Sets and functions (1.2, 1.3)

• Union, intersection, complement (set difference), symmetric difference, power set: definitions, calculations, simple proofs
• Power set of a set: definition, # of elements in power set of n-element set
• Partition of a set: definition
• Injective, surjective, bijective functions: definitions; counting them (see below)
• Characteristic function of subset of a set: definition; use in counting # of subsets of a set

Mathematical induction and recursion (2.1, 3.1, 3.5–3.6, 4.1–4.2)

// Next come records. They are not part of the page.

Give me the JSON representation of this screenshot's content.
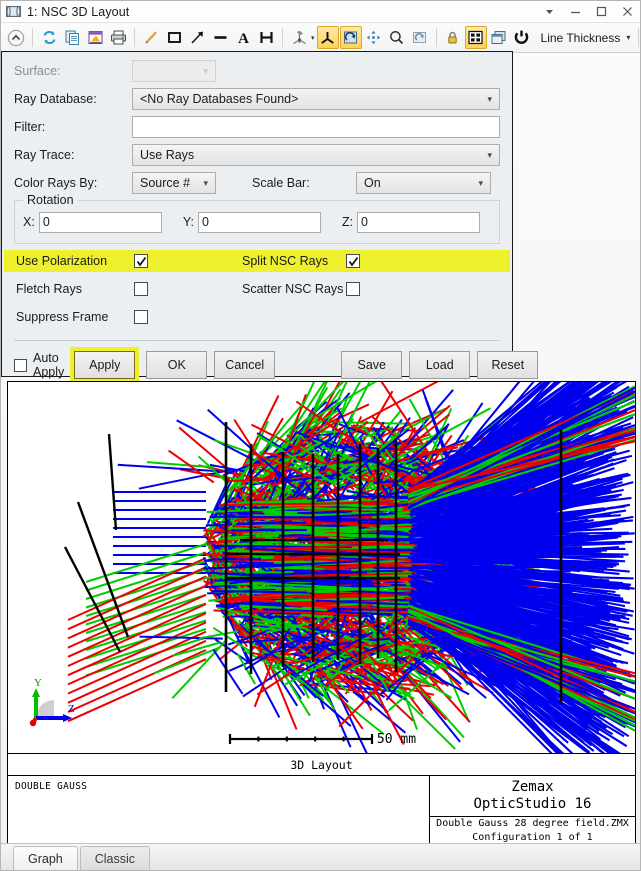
{
  "window": {
    "title": "1: NSC 3D Layout",
    "icon": "layout-window-icon",
    "controls": {
      "menu": "chevron-down-icon",
      "minimize": "minimize-icon",
      "maximize": "maximize-icon",
      "close": "close-icon"
    }
  },
  "toolbar": {
    "line_thickness_label": "Line Thickness",
    "buttons": [
      {
        "name": "collapse-icon",
        "active": false
      },
      {
        "name": "refresh-icon",
        "active": false
      },
      {
        "name": "copy-icon",
        "active": false
      },
      {
        "name": "save-image-icon",
        "active": false
      },
      {
        "name": "print-icon",
        "active": false
      },
      {
        "name": "pencil-line-icon",
        "active": false
      },
      {
        "name": "rectangle-icon",
        "active": false
      },
      {
        "name": "arrow-icon",
        "active": false
      },
      {
        "name": "line-icon",
        "active": false
      },
      {
        "name": "text-annotation-icon",
        "active": false
      },
      {
        "name": "dimension-icon",
        "active": false
      },
      {
        "name": "view-orientation-icon",
        "active": false
      },
      {
        "name": "axis-tripod-icon",
        "active": true
      },
      {
        "name": "rotate-icon",
        "active": true
      },
      {
        "name": "pan-icon",
        "active": false
      },
      {
        "name": "zoom-icon",
        "active": false
      },
      {
        "name": "reset-view-icon",
        "active": false
      },
      {
        "name": "lock-icon",
        "active": false
      },
      {
        "name": "fit-window-icon",
        "active": true
      },
      {
        "name": "window-copy-icon",
        "active": false
      },
      {
        "name": "power-icon",
        "active": false
      },
      {
        "name": "help-icon",
        "active": false
      }
    ]
  },
  "settings": {
    "surface": {
      "label": "Surface:",
      "value": "",
      "disabled": true
    },
    "ray_database": {
      "label": "Ray Database:",
      "value": "<No Ray Databases Found>"
    },
    "filter": {
      "label": "Filter:",
      "value": ""
    },
    "ray_trace": {
      "label": "Ray Trace:",
      "value": "Use Rays"
    },
    "color_rays_by": {
      "label": "Color Rays By:",
      "value": "Source #"
    },
    "scale_bar": {
      "label": "Scale Bar:",
      "value": "On"
    },
    "rotation": {
      "legend": "Rotation",
      "x_label": "X:",
      "x_value": "0",
      "y_label": "Y:",
      "y_value": "0",
      "z_label": "Z:",
      "z_value": "0"
    },
    "checkboxes": {
      "use_polarization": {
        "label": "Use Polarization",
        "checked": true,
        "highlighted": true
      },
      "split_nsc_rays": {
        "label": "Split NSC Rays",
        "checked": true,
        "highlighted": true
      },
      "fletch_rays": {
        "label": "Fletch Rays",
        "checked": false,
        "highlighted": false
      },
      "scatter_nsc_rays": {
        "label": "Scatter NSC Rays",
        "checked": false,
        "highlighted": false
      },
      "suppress_frame": {
        "label": "Suppress Frame",
        "checked": false,
        "highlighted": false
      }
    },
    "auto_apply": {
      "label": "Auto Apply",
      "checked": false
    },
    "buttons": {
      "apply": "Apply",
      "ok": "OK",
      "cancel": "Cancel",
      "save": "Save",
      "load": "Load",
      "reset": "Reset"
    },
    "highlight_color": "#eef02e"
  },
  "graph": {
    "scale_bar_text": "50 mm",
    "scale_bar_divisions": 5,
    "title": "3D Layout",
    "lens_name": "DOUBLE GAUSS",
    "brand_line1": "Zemax",
    "brand_line2": "OpticStudio 16",
    "file_name": "Double Gauss 28 degree field.ZMX",
    "configuration": "Configuration 1 of 1",
    "axis_indicator": {
      "y_label": "Y",
      "z_label": "Z",
      "y_color": "#00c000",
      "z_color": "#0000ee",
      "x_color": "#e00000"
    },
    "ray_colors": {
      "source_1": "#0000ee",
      "source_2": "#00cc00",
      "source_3": "#ee0000",
      "geometry": "#000000"
    }
  },
  "tabs": [
    {
      "label": "Graph",
      "active": true
    },
    {
      "label": "Classic",
      "active": false
    }
  ]
}
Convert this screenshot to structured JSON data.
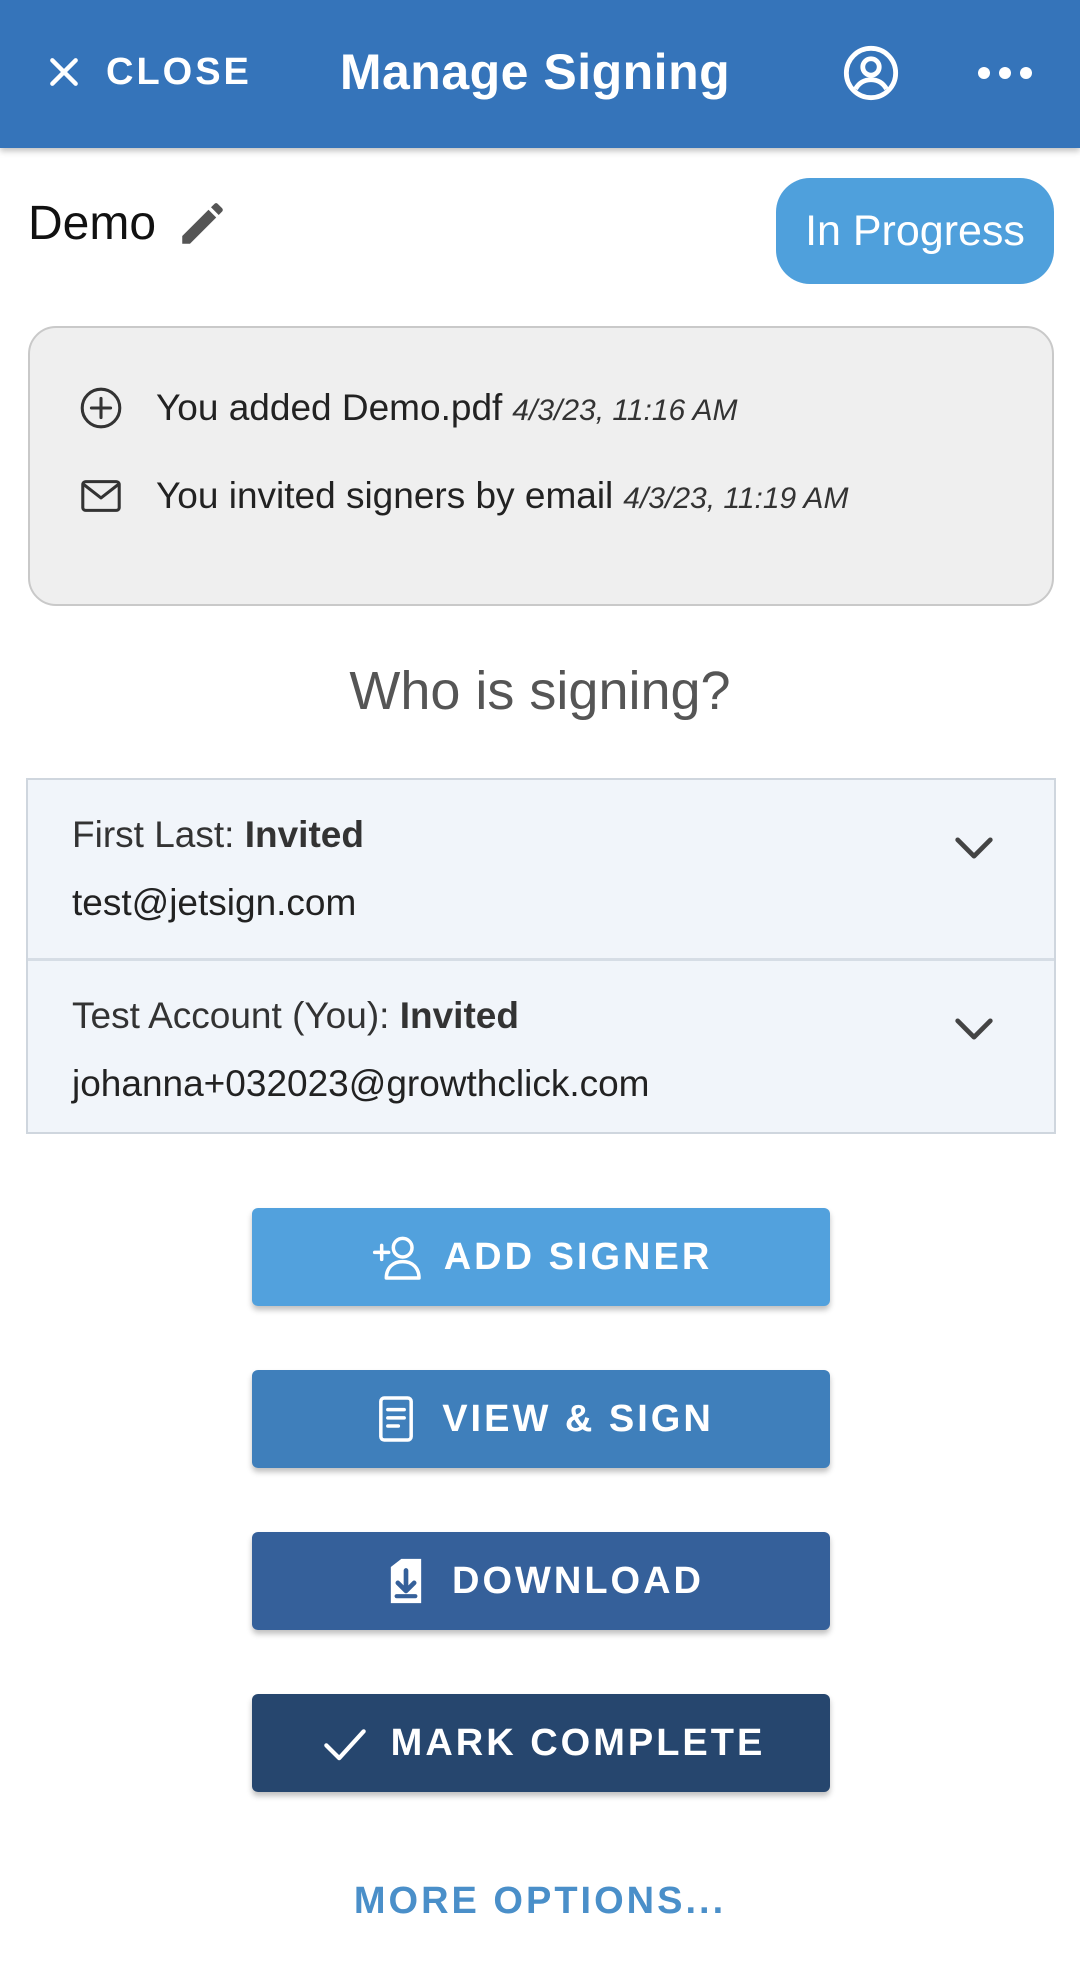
{
  "appbar": {
    "close_label": "CLOSE",
    "title": "Manage Signing",
    "background": "#3574ba"
  },
  "document": {
    "name": "Demo",
    "status": "In Progress"
  },
  "activity": [
    {
      "icon": "plus-circle-icon",
      "text": "You added Demo.pdf",
      "time": "4/3/23, 11:16 AM"
    },
    {
      "icon": "mail-icon",
      "text": "You invited signers by email",
      "time": "4/3/23, 11:19 AM"
    }
  ],
  "signers_section": {
    "title": "Who is signing?",
    "signers": [
      {
        "name": "First Last:",
        "status": "Invited",
        "email": "test@jetsign.com"
      },
      {
        "name": "Test Account (You):",
        "status": "Invited",
        "email": "johanna+032023@growthclick.com"
      }
    ]
  },
  "actions": {
    "add_signer": "ADD SIGNER",
    "view_sign": "VIEW & SIGN",
    "download": "DOWNLOAD",
    "mark_complete": "MARK COMPLETE",
    "more_options": "MORE OPTIONS..."
  },
  "colors": {
    "accent_light": "#52a1dd",
    "accent_mid": "#3f7fbb",
    "accent_dark": "#35609a",
    "accent_darkest": "#26466e",
    "status_badge": "#4fa0dc"
  }
}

• proofs by mathematical induction
• proving and using formulas for sums (1 + 2 + ... + n, 1 + r + r² + ... + rⁿ, etc.)
• binomial coefficients, Pascal’s triangle: what they are, calculations, proving formulas about binomial coefficients
• recursively defined functions such as n! and the Fibonacci sequence

Combinatorics (1.5–1.8, 2.3–2.4, 3.2–3.4)

• Finite set: definition
• Sum Rule for # elements in disjoint union of 2 or more sets; # elements in a complement
• Inclusion-Exclusion Principle for 2, 3, and n sets
• Pigeonhole Principle and Generalized Pigeonhole Principle
• Product Rule for # (A x B) and generalization to product of n sets
• The Generalized Product Rule when each choice depends on prior choices
• Number of functions from one finite set to another, i.e., #(Y^X); special case:
  #(P(X)) via #({0, 1}^X)
• Binomial coefficients C(n, r)and # of r-element subsets of an n-element set
• Permutations of a finite set and # of such
• P(n, r) as # of injections from an r-element set to an n-element set; as # of ordered arrangements of r objects chosen from n
• “Stars-and-bars” and “X’s and wedges” models for counting
• Stirling numbers S(n, r) of the Second Kind and # of r-member partitions of an n-element set: you do not need to memorize the recursive formula for S(n, r); if you need it, I will state it on the exam
• Number of surjections of an n-element set onto an r-element set
• Number of derangements of a set: you do not need to memorize either the closed-form formula (obtained from PIE) or the recursive formula (my notes, sec. 5.3); if you need either, I will state it on the exam
• Applying the preceding principles and methods individually or in combination to real or fanciful counting problems

Mathematica

You’ll need a basic working knowledge of Mathematica in order to do some calculations.  You will have access to the notebooks SetsAndFunctions.nb and Combinatorics.nb.